The next day when Irene came to my room .. . My room. I would catch myself saying that. As if it was where I was going to spend the rest of my life. As if I wouldn't be able to cope with a world outside where I would have to buy things for myself, make decisions.
She was as composed as always. She smiled and asked me how I'd slept. In the real world, people might sometimes ask you how you were, but they didn't really want to know. You were just meant to answer, "Fine." They didn't ask you how you'd slept, how you were eating, how you were feeling, and really want to know the answer. Irene Beddoes wanted to know. She would look at me with her intelligent eyes and wait for me to speak. So I said I'd slept fine, but it wasn't true. That was yet another thing about hospital. I had my own private room, of course, but unless your room was on an island in the middle of the Pacific you were always going to be woken at about two thirty in the morning by some woman screaming. Someone would come and deal with her but I'd be left staring at the dark, thinking about dying and being dead and about that cellar and the voice in my ear.
"Yes, fine," I said.
"Your file arrived," she said.
"What file?"
"From your GP. Your basic NHS file."
"Oh, God," I said. "I'd forgotten about that. I suppose it's full of stuff that's going to be taken down and used in evidence against me."
"Why do you say that?"
"It was just a joke. Now you're going to say that there's no such thing as "just a joke"."
"You didn't tell me you'd been treated for depression."
"Have I?"
She glanced down at her notebook. "You were prescribed an SSRI in November 1995."
"What's that?"
"An antidepressant."
"I don't remember that."
"Try."
I thought for a moment. 1995. University. Wreckage.
"That must have been when I split up with Jules. I told you about that yesterday. I got into a terrible state; I thought my heart was broken. Well, I suppose it was. I wasn't getting out of bed in the morning. I was crying all the time. I couldn't seem to stop. Strange how much water there is inside you. So a friend of mine made me go to the college doctor. He prescribed some pills, but I can't even remember taking them." I caught myself and laughed. "When I say I can't remember, I don't mean more amnesia. It just never seemed important."

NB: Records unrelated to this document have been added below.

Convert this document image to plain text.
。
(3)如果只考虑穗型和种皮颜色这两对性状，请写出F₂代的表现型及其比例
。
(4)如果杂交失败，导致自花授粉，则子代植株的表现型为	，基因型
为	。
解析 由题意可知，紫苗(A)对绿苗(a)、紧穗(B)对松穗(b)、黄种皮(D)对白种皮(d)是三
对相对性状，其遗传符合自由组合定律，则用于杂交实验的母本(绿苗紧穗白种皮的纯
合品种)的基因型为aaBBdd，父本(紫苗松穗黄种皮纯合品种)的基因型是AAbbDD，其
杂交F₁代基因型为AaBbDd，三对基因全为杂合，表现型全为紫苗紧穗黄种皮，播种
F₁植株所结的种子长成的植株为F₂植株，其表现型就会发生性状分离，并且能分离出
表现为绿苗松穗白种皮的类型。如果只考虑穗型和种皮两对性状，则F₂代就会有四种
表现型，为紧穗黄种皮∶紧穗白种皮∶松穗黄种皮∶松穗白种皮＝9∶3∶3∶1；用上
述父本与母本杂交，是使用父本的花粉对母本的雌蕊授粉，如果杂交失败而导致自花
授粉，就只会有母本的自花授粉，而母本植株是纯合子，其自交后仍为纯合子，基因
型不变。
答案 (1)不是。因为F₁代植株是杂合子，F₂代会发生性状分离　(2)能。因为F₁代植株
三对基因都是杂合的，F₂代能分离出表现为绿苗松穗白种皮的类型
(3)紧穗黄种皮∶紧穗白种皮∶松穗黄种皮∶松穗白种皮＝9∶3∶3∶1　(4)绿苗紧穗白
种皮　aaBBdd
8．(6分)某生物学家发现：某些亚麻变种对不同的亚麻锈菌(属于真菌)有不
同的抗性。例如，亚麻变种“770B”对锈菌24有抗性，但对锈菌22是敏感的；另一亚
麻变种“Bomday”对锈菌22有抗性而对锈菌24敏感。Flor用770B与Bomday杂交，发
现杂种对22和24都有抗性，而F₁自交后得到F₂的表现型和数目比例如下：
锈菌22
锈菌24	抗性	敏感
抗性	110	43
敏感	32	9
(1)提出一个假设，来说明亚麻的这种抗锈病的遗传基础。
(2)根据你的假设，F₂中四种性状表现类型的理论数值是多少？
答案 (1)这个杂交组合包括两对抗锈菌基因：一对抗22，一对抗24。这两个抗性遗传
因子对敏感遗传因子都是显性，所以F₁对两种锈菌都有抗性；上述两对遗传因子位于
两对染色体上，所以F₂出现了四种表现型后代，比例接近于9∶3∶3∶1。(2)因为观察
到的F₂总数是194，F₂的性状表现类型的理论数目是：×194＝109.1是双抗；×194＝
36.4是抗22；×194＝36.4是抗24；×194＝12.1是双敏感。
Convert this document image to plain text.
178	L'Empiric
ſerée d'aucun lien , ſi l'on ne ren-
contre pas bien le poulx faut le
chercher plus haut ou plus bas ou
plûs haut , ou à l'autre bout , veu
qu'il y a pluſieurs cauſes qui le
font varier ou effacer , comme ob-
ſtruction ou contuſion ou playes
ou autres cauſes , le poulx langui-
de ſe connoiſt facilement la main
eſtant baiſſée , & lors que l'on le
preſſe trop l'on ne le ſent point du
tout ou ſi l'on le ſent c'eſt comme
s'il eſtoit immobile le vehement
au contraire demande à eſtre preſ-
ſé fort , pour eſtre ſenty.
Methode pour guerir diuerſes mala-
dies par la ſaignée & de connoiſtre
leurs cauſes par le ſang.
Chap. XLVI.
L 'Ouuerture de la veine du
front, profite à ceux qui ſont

"Why didn't you mention it to me before?"
"When I was about eight I was given a penknife for my birthday. Unbelievable, but true. About eight minutes later I was trying to carve a bit of wood in the garden and the knife went into my finger." I held up my left hand. "Look, there's still quite a nice scar. It bled like anything. I may be imagining it, but when I look at the scar I can feel what it was like when the knife slipped and went in. I didn't mention that either."
"Abbie, we've been talking about your mood. We've been talking about how you react to stress. But you didn't mention it."
"Are you saying that I forgot it, the way I can't remember being grabbed by this man? But I did mention it. I told you about it when we talked yesterday."
"Yes, but you didn't mention that you received medical treatment."
"Only because I didn't think of it as relevant. I had an affair with someone at university then got depressed when it went wrong. Oh, OK, maybe it's relevant. Everything's relevant, I suppose. Maybe I didn't mention it because it was so sad and I felt so abandoned."
"Abandoned?"
"Yes. Well, of course. I was in love and he wasn't."